En 2006, à la suite d’une entente de règlement exigeant que les universités élaborent des plans d’action en matière d’EDI, Mme Rodgers a aussi vu à l’établissement des cibles en matière d’équité pour le Programme des chaires d’excellence en recherche du Canada. C’est un « parfait exemple » du pouvoir d’action qu’exercent les grands organismes. « Le changement a soulevé un concert de protestations, au début. On nous disait que c’était injuste », se rappelle Mme Rodgers, qui a été responsable du Programme des chaires de recherche du Canada à l’Université de l’Alberta, où elle était vice-rectrice principale adjointe. Des années plus tard, « on n’en parle plus vraiment. C’est intégré au programme.

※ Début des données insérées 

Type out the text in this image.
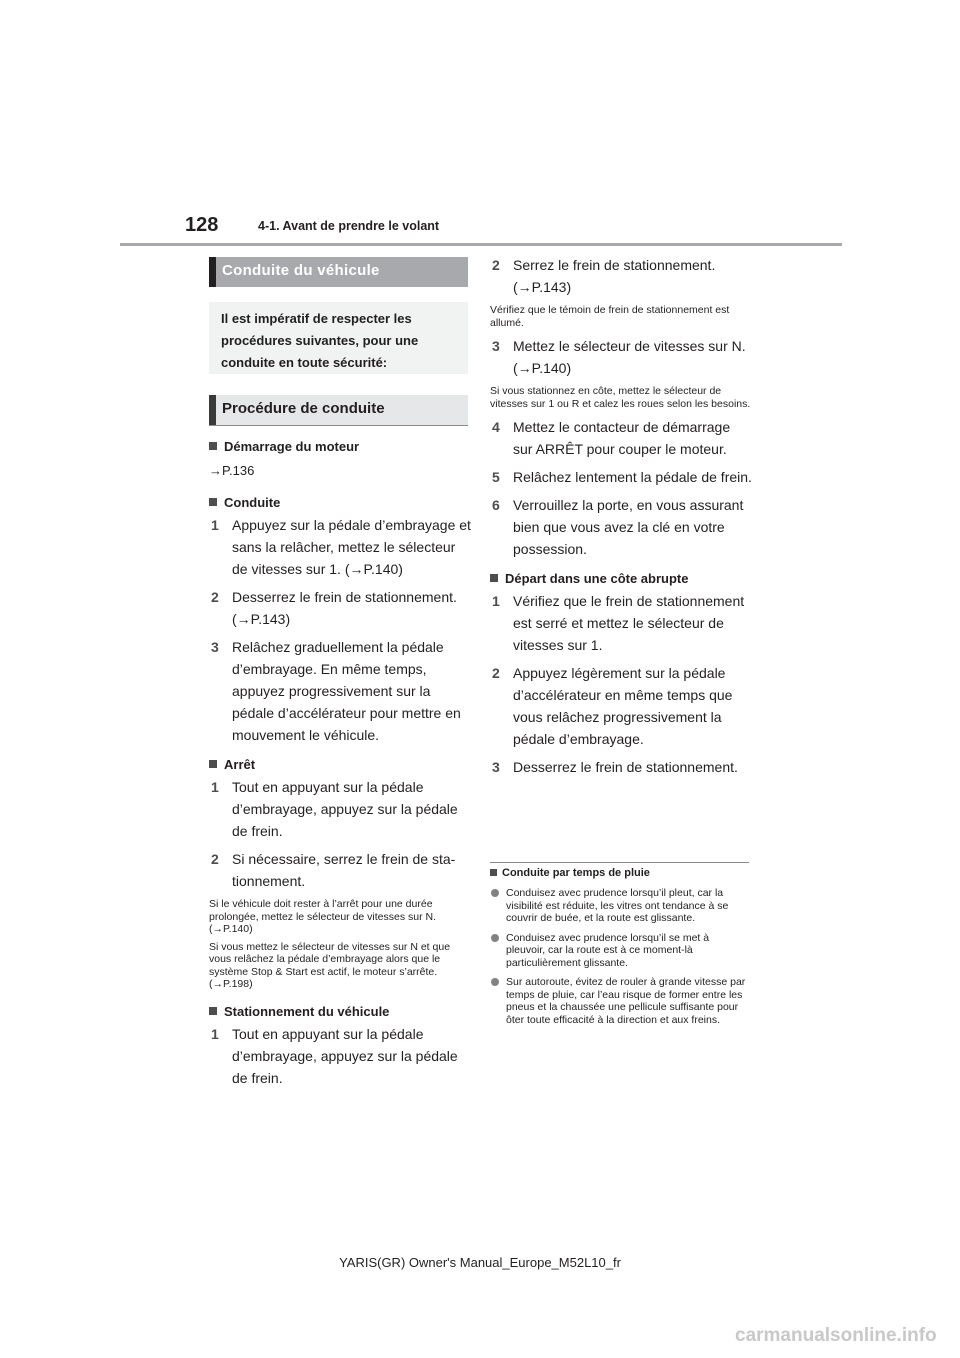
128	4-1. Avant de prendre le volant
Conduite du véhicule
Il est impératif de respecter les procédures suivantes, pour une conduite en toute sécurité:
Procédure de conduite
Démarrage du moteur
→P.136
Conduite
1 Appuyez sur la pédale d’embrayage et sans la relâcher, mettez le sélecteur de vitesses sur 1. (→P.140)
2 Desserrez le frein de stationnement. (→P.143)
3 Relâchez graduellement la pédale d’embrayage. En même temps, appuyez progressivement sur la pédale d’accélérateur pour mettre en mouvement le véhicule.
Arrêt
1 Tout en appuyant sur la pédale d’embrayage, appuyez sur la pédale de frein.
2 Si nécessaire, serrez le frein de stationnement.
Si le véhicule doit rester à l’arrêt pour une durée prolongée, mettez le sélecteur de vitesses sur N. (→P.140)
Si vous mettez le sélecteur de vitesses sur N et que vous relâchez la pédale d’embrayage alors que le système Stop & Start est actif, le moteur s’arrête. (→P.198)
Stationnement du véhicule
1 Tout en appuyant sur la pédale d’embrayage, appuyez sur la pédale de frein.
2 Serrez le frein de stationnement. (→P.143)
Vérifiez que le témoin de frein de stationnement est allumé.
3 Mettez le sélecteur de vitesses sur N. (→P.140)
Si vous stationnez en côte, mettez le sélecteur de vitesses sur 1 ou R et calez les roues selon les besoins.
4 Mettez le contacteur de démarrage sur ARRÊT pour couper le moteur.
5 Relâchez lentement la pédale de frein.
6 Verrouillez la porte, en vous assurant bien que vous avez la clé en votre possession.
Départ dans une côte abrupte
1 Vérifiez que le frein de stationnement est serré et mettez le sélecteur de vitesses sur 1.
2 Appuyez légèrement sur la pédale d’accélérateur en même temps que vous relâchez progressivement la pédale d’embrayage.
3 Desserrez le frein de stationnement.
Conduite par temps de pluie
Conduisez avec prudence lorsqu’il pleut, car la visibilité est réduite, les vitres ont tendance à se couvrir de buée, et la route est glissante.
Conduisez avec prudence lorsqu’il se met à pleuvoir, car la route est à ce moment-là particulièrement glissante.
Sur autoroute, évitez de rouler à grande vitesse par temps de pluie, car l’eau risque de former entre les pneus et la chaussée une pellicule suffisante pour ôter toute efficacité à la direction et aux freins.
YARIS(GR) Owner's Manual_Europe_M52L10_fr
carmanualsonline.info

C’est une exigence, alors on la respecte. »

Le rapport a également tiré les conclusions suivantes :

  • Les programmes de transition, comme le programme Indigenous Futures in Engineering de l’Université Queen’s, ainsi que les processus d’admission inclusifs, comme celui de l’École de médecine et de dentisterie Schulich de l’Université Western (dont le comité d’admission comprend une personne représentante de l’équité), semblent augmenter la diversité étudiante.
  • Les modalités de travail flexibles pour le personnel et la population étudiante aident à réduire les obstacles pour tout le monde et à réduire les demandes d’accommodements individuels.
  • Les politiques de rémunération transparentes et flexibles (p. ex., axées sur l’ancienneté ou les compétences plutôt que discrétionnaires) aident à réduire l’iniquité salariale.
  • Pour éviter la « taxe minoritaire », il faut reconnaître officiellement le travail non rémunéré effectué par les membres des groupes sous-représentés pour promouvoir l’EDI.
  • Bien que le programme pilote Dimensions et les Subventions de renforcement de la capacité des établissements en matière d’EDI se soient révélés prometteurs pour favoriser l’EDI dans les universités, ces initiatives fédérales ont été éliminées sans avoir été officiellement évaluées.
  • Les programmes de financement qui offrent un soutien fiable aux chercheuses et chercheurs sous-représentés à tous les stades de leur carrière sont importants pour favoriser l’EDI à long terme dans le milieu de la recherche.
  • Les mécanismes favorisant la responsabilisation et la transparence dans les programmes de financement aident à atteindre les cibles en matière d’équité.
  • Il faut repenser de fond en comble la définition de l’excellence en recherche, et valoriser la collaboration plutôt que la concurrence excessive. Le rapport cite également la Déclaration de San Francisco sur l’évaluation de la recherche, ou DORA, comme exemple d’une approche différente, qui n’est pas axée sur les publications scientifiques.
  • Les efforts pour favoriser l’EDI continuent de rencontrer une certaine résistance, notamment en ce qui concerne les risques pour la liberté universitaire, le principe du mérite et l’excellence en recherche. Qui plus est, on ignore si la formation sur la diversité peut entraîner une modification des comportements à long terme. Le rapport propose d’accentuer l’aspect pratique et spécifique de la formation, notamment en ce qui concerne la manière de rendre les universités accessibles aux personnes en situation de handicap.
  • Si le panel s’est intéressé aux exemples d’autochtonisation dans les universités, il recommande que soient menés des travaux de recherche distincts, sous la direction d’universitaires et de gardiennes et gardiens du savoir autochtones, afin d’en évaluer l’efficacité.